Defaults to "never".
- ldap_restart: {0|1}
- Specify if Repfilter should reconnect to a LDAP server with whom communication has been interrupted. Defaults to "1".
- ldap_scope: {one|base|tree}
- Specify the scope of the LDAP query.
- one means only one level below the base.
- base means only on the base entry.
- tree means all entries below the base entry.
Defaults to "tree".
- ldap_port: integer
- Specify the port that the LDAP server should be contacted. Defaults to 389.
- from_address_policy: {accept|delete|reject}
- Specify what Repfilter will do when it encounters an invalid address in the From header. A value of "accept" means the address will be accepted. A value of "delete" means it will be removed from the header. A value of "reject" means that the message will be rejected. Defaults to "reject".
- replyto_policy: {accept|delete|reject}
- Specify what Repfilter will do when it encounters an invalid address in the Reply-to header. Semantics are the same for the from_address_policy option. Defaults to "accept".
- common_name_policy: {accept|correct|delete|reject}
- Specify what Repfilter will do when it encounters an invalid name in the From header. A value of "accept" means the name will be accepted. A value of "correct" means that a default name (the value of the attr_common_name LDAP attribute) will be substituted. A value of "delete" means that the name and the address will be deleted. A value of "reject" means that the message will be rejected. Defaults to "correct".
- attr_common_name: string
- The name of the LDAP attribute that contains the common form of the full name of the sender. Defaults to "cn".
- attr_mail: string
- The name of the LDAP attribute that contains the default email address of the sender. Defaults to "mail".
- attr_alt_mail: string
- The name of the LDAP attribute that contains a list of alternate email addresses of the sender. Defaults to "mailAlternateAddress".
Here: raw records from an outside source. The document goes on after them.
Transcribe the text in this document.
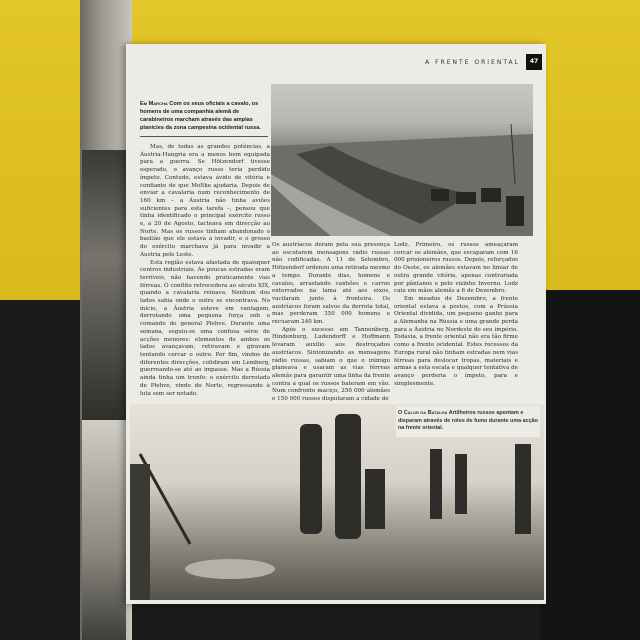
A FRENTE ORIENTAL	47
Em Marcha Com os seus oficiais a cavalo, os homens de uma companhia alemã de carabineiros marcham através das amplas planícies da zona campesina ocidental russa.

Mas, de todas as grandes potências, a Áustria-Hungria era a menos bem equipada para a guerra. Se Hötzendorf tivesse esperado, o avanço russo teria perdido ímpeto. Contudo, estava ávido de vitória e confiante de que Moltke ajudaria. Depois de enviar a cavalaria num reconhecimento de 160 km – a Áustria não tinha aviões suficientes para esta tarefa –, pensou que tinha identificado o principal exército russo e, a 20 de Agosto, tacteava em direcção ao Norte. Mas os russos tinham abandonado o bastião que ele estava a invadir, e o grosso do exército marchava já para invadir a Áustria pelo Leste.

Esta região estava afastada de quaisquer centros industriais. As poucas estradas eram terríveis, não havendo praticamente vias férreas. O conflito retrocedera ao século XIX, quando a cavalaria reinava. Nenhum dos lados sabia onde o outro se encontrava. No início, a Áustria esteve em vantagem, derrotando uma pequena força sob o comando do general Plehve. Durante uma semana, seguiu-se uma confusa série de acções menores: elementos de ambos os lados avançavam, retiravam e giravam tentando cercar o outro. Por fim, vindos de diferentes direcções, colidiram em Lemberg, guerreando-se até ao impasse. Mas a Rússia ainda tinha um trunfo: o exército derrotado de Plehve, vindo do Norte, regressando à luta sem ser notado.

Os austríacos deram pela sua presença ao escutarem mensagens rádio russas não codificadas. A 11 de Setembro, Hötzendorf ordenou uma retirada mesmo a tempo. Durante dias, homens e cavalos, arrastando canhões e carros enterrados na lama até aos eixos, vacilaram junto à fronteira. Os austríacos foram salvos da derrota total, mas perderam 350 000 homens e recuaram 240 km.

Após o sucesso em Tannenberg, Hindenburg, Ludendorff e Hoffmann levaram auxílio aos destroçados austríacos. Sintonizando as mensagens rádio russas, sabiam o que o inimigo planeava e usaram as vias férreas alemãs para garantir uma linha da frente contra a qual os russos bateram em vão. Num confronto maciço, 250 000 alemães e 150 000 russos disputaram a cidade de

Lodz. Primeiro, os russos ameaçaram cercar os alemães, que escaparam com 16 000 prisioneiros russos. Depois, reforçados do Oeste, os alemães estavam no limiar de outra grande vitória, apenas contrariada por pântanos e pelo vizinho Inverno. Lodz caiu em mãos alemãs a 6 de Dezembro.

Em meados de Dezembro, a frente oriental estava a postos, com a Prússia Oriental dividida, um pequeno ganho para a Alemanha na Rússia e uma grande perda para a Áustria no Nordeste do seu império. Todavia, a frente oriental não era tão firme como a frente ocidental. Estes recessos da Europa rural não tinham estradas nem vias férreas para deslocar tropas, materiais e armas a esta escala e qualquer tentativa de avanço perderia o ímpeto, para e simplesmente.

O Calor da Batalha Artilheiros russos apontam e disparam através de rolos de fumo durante uma acção na frente oriental.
- attr_authed_mail: string
- The name of the LDAP attribute that contains a list of name/address pairs explicitly authorized to be used by the sender. They should be of the form usually accepted in email headers (i.e. "name "). Defaults to "mailAuthorizedAddress".
- attr_replyto: string
- The name of the LDAP attribute that contains a list of addresses that the user is explicitly authorized to use in the Reply-to header. Defaults to "mailAuthorizedReplyTo".
- attr_cn_default: string
- A country code that indicates which languages version of the common name will be used as the default name. Defaults to 'en' for english. Currently this only works for english, so this is a pretty useless option until I get around to adding support for other languages.
- addsender: {yes|no}
- Toggles whether repfilter will add a Sender header to each message it processes. Defaults to "yes".
- strip_whitespace_header: {yes|no}
- Toggles whether repfilter will strip extra spaces from the From header. Defaults to "yes".
- strip_whitespace_directory: {yes|no}
- Toggles whether repfilter will strip extra spaces from the attr_common_name LDAP attribute. Defaults to "no".